We’ve previously tested an identical Gentian Blue 911 Turbo S, and it became the quickest 911 that we’ve strapped our Racelogic test equipment to. This time around, the Turbo S was equipped with the $10,340 Lightweight package, which includes fixed carbon-fiber buckets (18-way seats are available at no additional cost), rear-seat delete, less sound deadening material, lightweight glass, and the PASM sport suspension with a 0.4-inch drop.

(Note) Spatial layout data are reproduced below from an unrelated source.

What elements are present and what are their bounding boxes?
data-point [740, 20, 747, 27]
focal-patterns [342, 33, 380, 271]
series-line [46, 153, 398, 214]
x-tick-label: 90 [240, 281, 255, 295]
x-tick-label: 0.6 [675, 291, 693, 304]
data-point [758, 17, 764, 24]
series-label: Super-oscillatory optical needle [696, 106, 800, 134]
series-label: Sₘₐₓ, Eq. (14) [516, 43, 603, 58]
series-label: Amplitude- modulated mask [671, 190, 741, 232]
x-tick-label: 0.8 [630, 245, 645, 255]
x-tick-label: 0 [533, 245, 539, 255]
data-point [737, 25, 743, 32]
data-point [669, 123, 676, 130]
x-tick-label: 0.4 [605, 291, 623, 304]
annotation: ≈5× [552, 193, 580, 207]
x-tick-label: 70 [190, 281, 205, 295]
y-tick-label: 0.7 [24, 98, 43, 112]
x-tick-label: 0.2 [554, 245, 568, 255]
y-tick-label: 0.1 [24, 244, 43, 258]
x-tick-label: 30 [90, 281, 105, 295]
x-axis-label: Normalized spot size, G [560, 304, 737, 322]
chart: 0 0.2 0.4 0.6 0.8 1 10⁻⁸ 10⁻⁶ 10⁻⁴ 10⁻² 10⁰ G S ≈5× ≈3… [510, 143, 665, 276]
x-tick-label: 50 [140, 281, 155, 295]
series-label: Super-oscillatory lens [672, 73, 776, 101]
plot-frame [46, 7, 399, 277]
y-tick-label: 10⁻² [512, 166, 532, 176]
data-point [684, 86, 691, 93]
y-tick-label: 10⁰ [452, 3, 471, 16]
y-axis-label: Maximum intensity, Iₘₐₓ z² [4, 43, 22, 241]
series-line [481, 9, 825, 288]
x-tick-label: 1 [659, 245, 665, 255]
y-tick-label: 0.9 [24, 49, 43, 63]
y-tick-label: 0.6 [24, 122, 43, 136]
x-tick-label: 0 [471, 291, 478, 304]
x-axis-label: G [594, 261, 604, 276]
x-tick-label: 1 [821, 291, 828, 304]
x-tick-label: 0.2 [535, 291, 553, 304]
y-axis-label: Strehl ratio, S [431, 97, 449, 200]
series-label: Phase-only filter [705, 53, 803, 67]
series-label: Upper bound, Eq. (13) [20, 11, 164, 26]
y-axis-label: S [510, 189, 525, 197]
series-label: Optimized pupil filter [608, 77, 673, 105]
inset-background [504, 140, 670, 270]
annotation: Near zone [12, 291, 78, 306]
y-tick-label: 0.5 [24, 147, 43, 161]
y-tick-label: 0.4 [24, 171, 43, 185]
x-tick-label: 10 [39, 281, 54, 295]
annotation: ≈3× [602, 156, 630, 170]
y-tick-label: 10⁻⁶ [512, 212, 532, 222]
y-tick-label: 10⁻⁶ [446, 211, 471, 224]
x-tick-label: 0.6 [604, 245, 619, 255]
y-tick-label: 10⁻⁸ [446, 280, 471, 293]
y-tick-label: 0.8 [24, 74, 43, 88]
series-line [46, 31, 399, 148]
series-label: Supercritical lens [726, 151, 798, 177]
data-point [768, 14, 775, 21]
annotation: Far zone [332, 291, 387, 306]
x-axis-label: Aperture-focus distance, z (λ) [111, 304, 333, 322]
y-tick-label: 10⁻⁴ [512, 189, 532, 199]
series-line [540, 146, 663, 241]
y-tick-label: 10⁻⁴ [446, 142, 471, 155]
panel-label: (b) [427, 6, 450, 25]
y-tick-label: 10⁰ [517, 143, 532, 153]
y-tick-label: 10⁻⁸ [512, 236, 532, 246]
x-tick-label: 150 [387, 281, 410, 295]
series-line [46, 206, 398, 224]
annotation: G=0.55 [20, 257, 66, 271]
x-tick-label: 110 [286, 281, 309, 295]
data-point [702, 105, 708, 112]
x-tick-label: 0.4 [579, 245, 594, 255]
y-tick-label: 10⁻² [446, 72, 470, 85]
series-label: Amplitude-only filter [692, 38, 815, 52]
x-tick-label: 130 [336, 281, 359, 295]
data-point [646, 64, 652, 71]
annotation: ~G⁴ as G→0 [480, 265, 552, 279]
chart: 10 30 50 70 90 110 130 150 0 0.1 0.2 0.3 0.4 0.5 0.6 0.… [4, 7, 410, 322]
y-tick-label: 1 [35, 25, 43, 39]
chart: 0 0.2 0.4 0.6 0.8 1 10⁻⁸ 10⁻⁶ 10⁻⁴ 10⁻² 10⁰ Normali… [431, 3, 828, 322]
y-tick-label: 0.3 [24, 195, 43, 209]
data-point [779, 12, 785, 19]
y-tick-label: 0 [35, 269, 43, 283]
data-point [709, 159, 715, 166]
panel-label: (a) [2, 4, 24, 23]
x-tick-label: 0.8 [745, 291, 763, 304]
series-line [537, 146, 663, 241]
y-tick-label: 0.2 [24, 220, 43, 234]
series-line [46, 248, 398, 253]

As a result of that weight-loss regimen, this Turbo S tipped the scales at 3566 pounds, a substantial 80 lighter than the standard model and just 344 pounds more than the featherweight GT3.
You’ve read the fuss about the instant torque of electric motors, such as the Tesla Model S Plaid. But the 911 Turbo S is proof that internal combustion shouldn’t be trivialized. With the Sport drive mode selected (Sport Plus deploys the speed-robbing front splitter and rear wing) and launch control activated, a push of the Sport Response button brings the rpm up to 5000. Secure all loose items, then release the brake. The front tires spin as 30 mph arrives in 0.8 second. That’s right, zero-point-eight. In all our years of testing, no other car has ever been able to exceed school-zone speed limits quicker, including the 1020-hp Model S Plaid.
Stick with it, and the brilliant eight-speed dual-clutch gearbox snaps off two shifts before 60 mph flashes by in 2.1 seconds, matching the sprint of the near-million-dollar Porsche 918 Spyder and just a tenth slower than the 986-hp Ferrari SF90 Stradale. The quarter-mile acceleration also lives in the hypercar world. With the 640-hp twin-turbo 3.7-liter flat-six operating at full steam, the Turbo S hits the mark in 9.9 seconds at 139 mph, making it the lowest-horsepower car to break into the nines. It’s also 0.2 second quicker than the non-Lightweight Turbo S and 0.5 second ahead of the stunning $3.6 million Pagani Huayra Roadster BC.
It’s not just how the Turbo S turns its available horsepower into straight-line speed that nudges it into the hypercar realm, but how it drives. Ascending Angeles Crest Highway, outside of Los Angeles, consists of 66 miles of squiggles and switchbacks linked by short straights that the Turbo S evaporates. The hundreds of corners stack on each other like Las Vegas cards in a shoe, with the 16.5-inch carbon-ceramic front rotors and 10-piston calipers dealing more than enough braking power and durability than needed for the mountain road—stops from 70 mph require a tidy 139 feet and stopping from 100 mph takes 279 feet. The Turbo’s wide footprint slices through apexes with help from rear-axle steering that tucks the rear end in line in a seemingly magical way. And the Porsche-spec Pirelli P Zero PZ4s hang on all the way up to 1.12 g’s, an impressive amount of stick from non-track-focused tires.
Taking a breather from sawing at the wheel provides time to reflect on the climb up and over the San Gabriel Mountains. At the 7903-foot summit, the Turbo S’s twin altitude compensators keep the engine at full tilt, whereas the 911 GT3’s naturally aspirated 4.0-liter flat-six would likely gasp for oxygen. And in the Turbo S with the rear seats removed and the sound insulation gutted, the barks and crackles from the Sport exhaust’s tailpipes reverberating throughout the cabin provide just as much aural intensity as the GT3. At wide-open throttle, we recorded a thundering 101 decibels, 10 decibels louder than the previous Turbo S we tested—that’s a lot.
We expected the firm ride of the Turbo S to be intensified by these seats, in which a thin layer of foam is all that separates the structure from tailbone. However, whether on Los Angeles’s network of highways or high up in the canyons, the stiff chassis tuning never proved offensive. And while initial ingress to the fixed-back buckets might resemble Simone Biles on the uneven bars, climbing in gets easier with practice, and the lateral support is worth the tradeoff.
At $215,190, a Turbo S with the Lightweight package isn’t cheap, but in the world of sub-10-second machines, it’s a relative bargain. With everyday usability, blistering speed, and exemplary handling, this Turbo S is a hypercar hiding in plain sight.